I have a semi-large forum aimed at a specific niche and I’ve been experimenting with GPT-3.5 (and GPT-4) providing the first automated answer whenever someone posts a new question. Now the answers it gives are hit & miss. Sometimes the answer is spot on, other times it’s utterly incorrect. My forum has 1.3GB of (text) data consisting of questions and answers. I don’t think GPT has been trained with data from my forum (although it does know something about it) so I was wondering if it is at all possible to train it (through embeddings?) with the data from the forum.
I just want to feed it cleaned up text versions of all the forum threads. That means it will also be trained with incorrect data (since people do give wrong answers on my forum from time to time), but mostly the data is pretty much accurate.
You can certainly embed your entire forum, then using sematic retrieval, produce a prompt that contains the most relevant context and then use that to answer the users query.
Pick a vector database, not sure of your budget, but you can go from premium hosted solutions to build it yourself open source.
yeah, that’s what I was thinking. Any public forum or social media with individuals interacting can be web scrapped, including sub reddits, youtube communities, and so on. It comes down to with which LLM will you be fine tunning it and if paid, how much are you willing to pay and use such model. The same can also be done with conversation and individuals. Not sure how OAI measures in moderation what kind of type of data has consent and approval of the data.
As in, would you need explict conscent from the users to do so?
What gets me thinking is, if someone was going to try to moderate this, would this be a np incomplete problem? So many edge cases… The training data can be from characters of a video game you’ve created, or someone that is no longer around that was part of your family, how would you prove you have their consent? what about prompt hacking? how would someone (or a moderation model) be able to distinguish if what you are claiming to be conversations from your model isn’t content from a twitch chat or the recording of someone else in a conversation or a meeting… such a hard problem… and then there’s also no fine tuning and just putting a conversation on a model and tell it to play role as that “fictitious character” that you’ve “just created”…
Yes, that mythical place that really exists once you reach “Regular” status here on the forum.
I missed a lot of the thread about the process the other day, but it’s on our radar. The Lounge is a bit slower paced, and we try to keep the noise/signal ratio a lot better.
That said, we’re also striving to do better here with putting things in the right categories, adding tags, etc. Thoughtful posting helps!
But yeah, it’s been analyzed. I’m not sure if it’s been used for fine-tuning, though… I’m sure it has somewhere?

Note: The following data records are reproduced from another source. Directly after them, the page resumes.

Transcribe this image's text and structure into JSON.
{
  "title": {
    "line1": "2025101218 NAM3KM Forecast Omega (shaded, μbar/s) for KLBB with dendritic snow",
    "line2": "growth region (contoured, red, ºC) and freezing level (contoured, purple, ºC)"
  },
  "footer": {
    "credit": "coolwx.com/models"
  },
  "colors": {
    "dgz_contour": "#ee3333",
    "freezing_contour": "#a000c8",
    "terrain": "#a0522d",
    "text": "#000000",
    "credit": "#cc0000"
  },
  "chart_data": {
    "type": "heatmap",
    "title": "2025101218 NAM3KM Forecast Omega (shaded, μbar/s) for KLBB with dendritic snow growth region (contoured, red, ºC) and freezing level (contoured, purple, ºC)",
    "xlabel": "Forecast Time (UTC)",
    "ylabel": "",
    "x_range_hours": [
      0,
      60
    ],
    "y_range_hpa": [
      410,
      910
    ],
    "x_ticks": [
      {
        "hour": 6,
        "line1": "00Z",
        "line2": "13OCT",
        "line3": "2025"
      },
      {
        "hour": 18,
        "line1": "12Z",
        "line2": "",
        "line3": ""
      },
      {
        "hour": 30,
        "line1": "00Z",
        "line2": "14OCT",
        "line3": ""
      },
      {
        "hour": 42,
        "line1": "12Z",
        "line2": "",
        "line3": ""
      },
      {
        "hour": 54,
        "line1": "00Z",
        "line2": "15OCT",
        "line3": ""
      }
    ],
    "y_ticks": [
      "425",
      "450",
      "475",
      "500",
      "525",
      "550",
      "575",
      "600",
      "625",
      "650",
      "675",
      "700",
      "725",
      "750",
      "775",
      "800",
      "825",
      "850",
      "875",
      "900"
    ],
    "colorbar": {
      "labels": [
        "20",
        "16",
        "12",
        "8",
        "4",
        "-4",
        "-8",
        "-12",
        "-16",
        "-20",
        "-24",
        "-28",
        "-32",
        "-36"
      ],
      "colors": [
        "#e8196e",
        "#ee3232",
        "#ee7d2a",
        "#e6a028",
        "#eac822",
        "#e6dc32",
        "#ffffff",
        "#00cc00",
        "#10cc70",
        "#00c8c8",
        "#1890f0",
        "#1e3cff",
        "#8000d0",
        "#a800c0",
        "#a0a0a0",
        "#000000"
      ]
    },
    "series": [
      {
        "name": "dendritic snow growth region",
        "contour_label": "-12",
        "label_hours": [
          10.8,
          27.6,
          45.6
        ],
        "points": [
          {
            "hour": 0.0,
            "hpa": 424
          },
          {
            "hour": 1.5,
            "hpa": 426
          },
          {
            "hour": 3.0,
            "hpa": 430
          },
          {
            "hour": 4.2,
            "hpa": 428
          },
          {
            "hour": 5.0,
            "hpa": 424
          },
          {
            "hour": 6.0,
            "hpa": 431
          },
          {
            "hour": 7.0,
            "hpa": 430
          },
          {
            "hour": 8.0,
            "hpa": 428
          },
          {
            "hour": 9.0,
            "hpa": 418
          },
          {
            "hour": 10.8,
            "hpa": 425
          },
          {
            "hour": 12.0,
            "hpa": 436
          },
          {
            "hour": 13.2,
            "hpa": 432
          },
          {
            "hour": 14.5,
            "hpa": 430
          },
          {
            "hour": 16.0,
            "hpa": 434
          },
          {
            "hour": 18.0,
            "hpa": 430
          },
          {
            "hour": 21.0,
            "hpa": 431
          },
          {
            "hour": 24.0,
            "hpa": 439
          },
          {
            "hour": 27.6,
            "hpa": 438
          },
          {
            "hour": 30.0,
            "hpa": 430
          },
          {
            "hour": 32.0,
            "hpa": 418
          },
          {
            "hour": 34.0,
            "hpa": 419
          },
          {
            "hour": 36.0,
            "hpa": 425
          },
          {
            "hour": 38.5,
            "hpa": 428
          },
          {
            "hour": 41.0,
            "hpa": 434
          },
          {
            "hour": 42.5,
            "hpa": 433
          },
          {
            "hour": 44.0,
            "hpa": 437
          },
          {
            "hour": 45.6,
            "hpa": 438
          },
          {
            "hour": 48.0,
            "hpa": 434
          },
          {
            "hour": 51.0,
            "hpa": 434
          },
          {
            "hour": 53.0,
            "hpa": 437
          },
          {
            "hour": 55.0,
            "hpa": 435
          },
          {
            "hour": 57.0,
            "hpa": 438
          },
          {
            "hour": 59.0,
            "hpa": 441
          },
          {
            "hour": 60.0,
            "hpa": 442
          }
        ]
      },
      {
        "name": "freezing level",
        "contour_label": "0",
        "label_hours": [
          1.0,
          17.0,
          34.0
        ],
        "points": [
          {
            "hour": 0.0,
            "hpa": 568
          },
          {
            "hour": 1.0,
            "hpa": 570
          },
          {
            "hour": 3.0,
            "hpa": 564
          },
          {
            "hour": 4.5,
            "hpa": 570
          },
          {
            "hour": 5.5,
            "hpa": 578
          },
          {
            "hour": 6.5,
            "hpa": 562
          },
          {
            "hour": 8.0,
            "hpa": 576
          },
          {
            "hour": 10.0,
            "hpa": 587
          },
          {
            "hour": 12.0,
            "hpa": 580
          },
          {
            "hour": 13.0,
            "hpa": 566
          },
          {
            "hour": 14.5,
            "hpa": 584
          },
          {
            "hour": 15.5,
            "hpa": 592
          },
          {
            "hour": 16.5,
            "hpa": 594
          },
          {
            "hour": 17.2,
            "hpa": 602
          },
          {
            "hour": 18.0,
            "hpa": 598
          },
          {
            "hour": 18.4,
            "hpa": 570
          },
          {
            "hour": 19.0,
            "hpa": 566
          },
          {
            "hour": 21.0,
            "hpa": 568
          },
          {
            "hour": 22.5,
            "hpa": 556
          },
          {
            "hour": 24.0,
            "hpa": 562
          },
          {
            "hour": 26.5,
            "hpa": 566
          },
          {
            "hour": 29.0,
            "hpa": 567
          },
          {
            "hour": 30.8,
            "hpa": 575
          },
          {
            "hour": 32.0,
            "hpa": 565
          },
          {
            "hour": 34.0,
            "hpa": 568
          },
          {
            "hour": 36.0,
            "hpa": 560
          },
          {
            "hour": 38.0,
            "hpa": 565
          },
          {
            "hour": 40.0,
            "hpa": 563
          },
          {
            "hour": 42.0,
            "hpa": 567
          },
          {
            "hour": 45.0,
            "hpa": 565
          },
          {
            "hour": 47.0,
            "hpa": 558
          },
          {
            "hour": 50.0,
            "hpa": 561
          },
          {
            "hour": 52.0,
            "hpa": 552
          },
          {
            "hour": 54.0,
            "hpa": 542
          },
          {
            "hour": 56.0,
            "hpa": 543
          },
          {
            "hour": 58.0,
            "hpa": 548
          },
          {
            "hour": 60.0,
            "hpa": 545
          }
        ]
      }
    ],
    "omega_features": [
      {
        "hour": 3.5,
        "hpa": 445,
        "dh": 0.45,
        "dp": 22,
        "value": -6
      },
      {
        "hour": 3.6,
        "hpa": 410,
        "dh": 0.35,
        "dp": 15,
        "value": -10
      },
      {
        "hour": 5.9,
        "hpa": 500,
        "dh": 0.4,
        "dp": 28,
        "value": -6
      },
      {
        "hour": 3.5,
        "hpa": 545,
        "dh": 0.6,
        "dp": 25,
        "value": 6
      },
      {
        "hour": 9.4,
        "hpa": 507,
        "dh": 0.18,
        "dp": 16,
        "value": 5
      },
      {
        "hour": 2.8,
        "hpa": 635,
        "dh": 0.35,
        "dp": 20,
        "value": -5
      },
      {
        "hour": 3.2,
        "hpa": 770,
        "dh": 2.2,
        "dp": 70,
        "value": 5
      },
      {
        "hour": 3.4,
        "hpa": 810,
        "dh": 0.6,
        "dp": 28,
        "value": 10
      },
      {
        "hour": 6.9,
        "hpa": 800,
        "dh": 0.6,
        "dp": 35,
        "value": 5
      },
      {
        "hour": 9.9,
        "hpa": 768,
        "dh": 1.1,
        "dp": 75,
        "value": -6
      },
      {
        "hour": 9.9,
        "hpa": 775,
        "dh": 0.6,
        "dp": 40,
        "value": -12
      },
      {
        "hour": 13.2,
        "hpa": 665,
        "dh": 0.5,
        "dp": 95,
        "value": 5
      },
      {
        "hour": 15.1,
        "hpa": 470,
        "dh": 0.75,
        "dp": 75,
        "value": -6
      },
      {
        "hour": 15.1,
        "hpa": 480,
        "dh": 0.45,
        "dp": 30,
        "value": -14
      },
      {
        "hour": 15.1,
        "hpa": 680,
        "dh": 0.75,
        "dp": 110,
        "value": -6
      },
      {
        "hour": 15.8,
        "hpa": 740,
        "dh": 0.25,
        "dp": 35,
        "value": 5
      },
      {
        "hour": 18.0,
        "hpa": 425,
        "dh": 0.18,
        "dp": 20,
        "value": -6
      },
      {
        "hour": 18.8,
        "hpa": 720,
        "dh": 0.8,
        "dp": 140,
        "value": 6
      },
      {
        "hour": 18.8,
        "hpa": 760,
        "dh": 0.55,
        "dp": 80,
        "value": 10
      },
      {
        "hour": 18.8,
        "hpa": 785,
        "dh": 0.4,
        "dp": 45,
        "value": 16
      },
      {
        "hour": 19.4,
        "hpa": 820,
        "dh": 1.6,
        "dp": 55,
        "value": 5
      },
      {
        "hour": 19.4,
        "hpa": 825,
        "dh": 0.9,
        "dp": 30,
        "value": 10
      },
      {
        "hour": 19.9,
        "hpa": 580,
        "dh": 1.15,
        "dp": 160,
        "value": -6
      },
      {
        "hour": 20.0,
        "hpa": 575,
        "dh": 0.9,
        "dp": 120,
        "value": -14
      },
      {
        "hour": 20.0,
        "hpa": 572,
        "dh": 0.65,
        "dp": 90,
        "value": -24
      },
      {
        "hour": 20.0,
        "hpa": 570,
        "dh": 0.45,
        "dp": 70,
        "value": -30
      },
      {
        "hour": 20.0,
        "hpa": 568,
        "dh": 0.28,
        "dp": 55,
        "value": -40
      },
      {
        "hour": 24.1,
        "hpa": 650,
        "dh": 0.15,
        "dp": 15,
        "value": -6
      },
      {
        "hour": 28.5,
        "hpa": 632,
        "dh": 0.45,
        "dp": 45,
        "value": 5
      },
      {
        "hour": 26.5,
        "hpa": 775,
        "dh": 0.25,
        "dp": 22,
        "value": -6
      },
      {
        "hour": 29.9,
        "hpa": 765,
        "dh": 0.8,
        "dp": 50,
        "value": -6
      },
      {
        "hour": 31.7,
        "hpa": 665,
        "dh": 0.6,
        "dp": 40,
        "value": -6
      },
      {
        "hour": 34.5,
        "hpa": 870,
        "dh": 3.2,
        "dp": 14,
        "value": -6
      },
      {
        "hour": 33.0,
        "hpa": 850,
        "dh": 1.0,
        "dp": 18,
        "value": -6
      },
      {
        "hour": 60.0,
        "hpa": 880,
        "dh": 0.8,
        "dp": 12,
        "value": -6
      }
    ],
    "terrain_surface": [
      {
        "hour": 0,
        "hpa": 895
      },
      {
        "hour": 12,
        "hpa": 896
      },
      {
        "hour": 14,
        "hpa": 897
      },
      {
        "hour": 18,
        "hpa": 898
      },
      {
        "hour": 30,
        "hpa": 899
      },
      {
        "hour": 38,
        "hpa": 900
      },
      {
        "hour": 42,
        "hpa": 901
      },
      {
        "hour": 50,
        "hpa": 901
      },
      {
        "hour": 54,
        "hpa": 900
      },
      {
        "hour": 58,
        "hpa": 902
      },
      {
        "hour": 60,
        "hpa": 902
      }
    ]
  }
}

What forum engine are you using @Zippy1970 ? My Chatbot uses RAG with Semantic and hybrid search to retrieve knowledge from the forum.
Forums are nice because posts naturally chunk data for efficient embedding. In a well structured and moderated forum, topics (threads) naturally fall into semantic buckets.
Another issue is how do you deal with the issue of new content? Are you going to continuously train new models? Or just let embedding and RAG take care of this?